Usage and integration
-
Packaging & install: DataFlow is published to PyPI as
open-dataflow. The project supports Python >= 3.10. Quick install ispip install open-dataflow. Adataflow -vcommand and version checks are provided. -
Deployment: The project provides a Dockerfile and a prebuilt image (
molyheci/dataflow:cu124) that bundles CUDA 12.4 and vLLM for GPU-accelerated local inference. Colab demos are available for immediate experimentation. -
Extensibility: Users can add custom operators, assemble bespoke pipelines, and integrate their own LLMs or inference backends (local or API-based). The modular design supports mixing rule-based, model-based, and LLM-based processing.
Empirical results & research
The repository documents experiments showing DataFlow’s benefits on pretraining filtering, SFT synthesis and filtering, reasoning dataset construction, and code instruction curation. Reported benchmarks (in README) include improvements across math, code and knowledge evaluations when training on DataFlow-curated datasets versus baseline or randomly sampled datasets. The project also links to a technical report on arXiv for deeper methodological details and experiments.
Community & provenance
DataFlow originates from the OpenDCAI / PKU-DCAI research team and lists collaborating institutions such as Peking University (PKU), HKUST, Chinese Academy of Sciences (CAS), Shanghai AI Lab, Baichuan, and Ant Group. The GitHub repo (created 2024-10-13) shows community resources including documentation site, video tutorials, Colab notebooks, issue tracker, and contribution channels.
Typical use-cases
- Pretraining data filtering and selection to improve large-scale pretraining quality.
- SFT/RL training dataset synthesis and filtering for instruction-following and conversation models.
- Knowledge base cleaning and structuring from raw documents for RAG systems.
- Automated pipeline generation for recurring data-engineering tasks via the DataFlow Agent.
Getting started (example)
- Install:
pip install open-dataflow. - Run a simple text pipeline or try the provided Colab demo to convert raw text into QA pairs.
- Extend by adding custom operators or composing built-in operators into new pipelines.

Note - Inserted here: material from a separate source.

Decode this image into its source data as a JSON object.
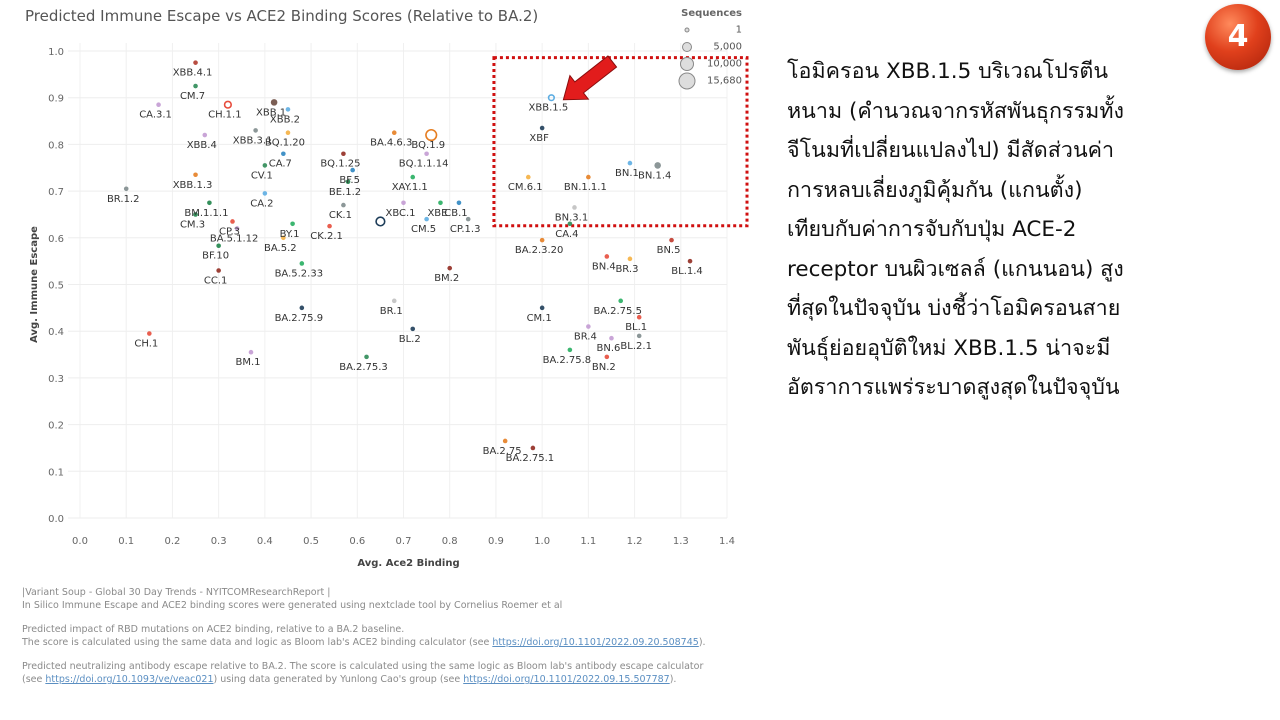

- For GPU workloads, use the provided Docker image or install optional extras (e.g.,
open-dataflow[vllm]).
Links & citation
- Repository: https://github.com/OpenDCAI/DataFlow
- Documentation / official site: https://OpenDCAI.github.io/DataFlow-Doc/
- Technical report (arXiv): linked from the repo README
Notes
DataFlow is targeted at practitioners and researchers focused on data-centric approaches to improving LLMs. Its strengths are modularity, a large operator library, ready-to-use pipelines for common tasks (text QA mining, reasoning enhancement, text2sql, KB cleaning, RAG), and the ability to programmatically assemble pipelines via an agent. Users should consult the documentation for API details, operator specifications and the recommended best practices for large-scale data processing.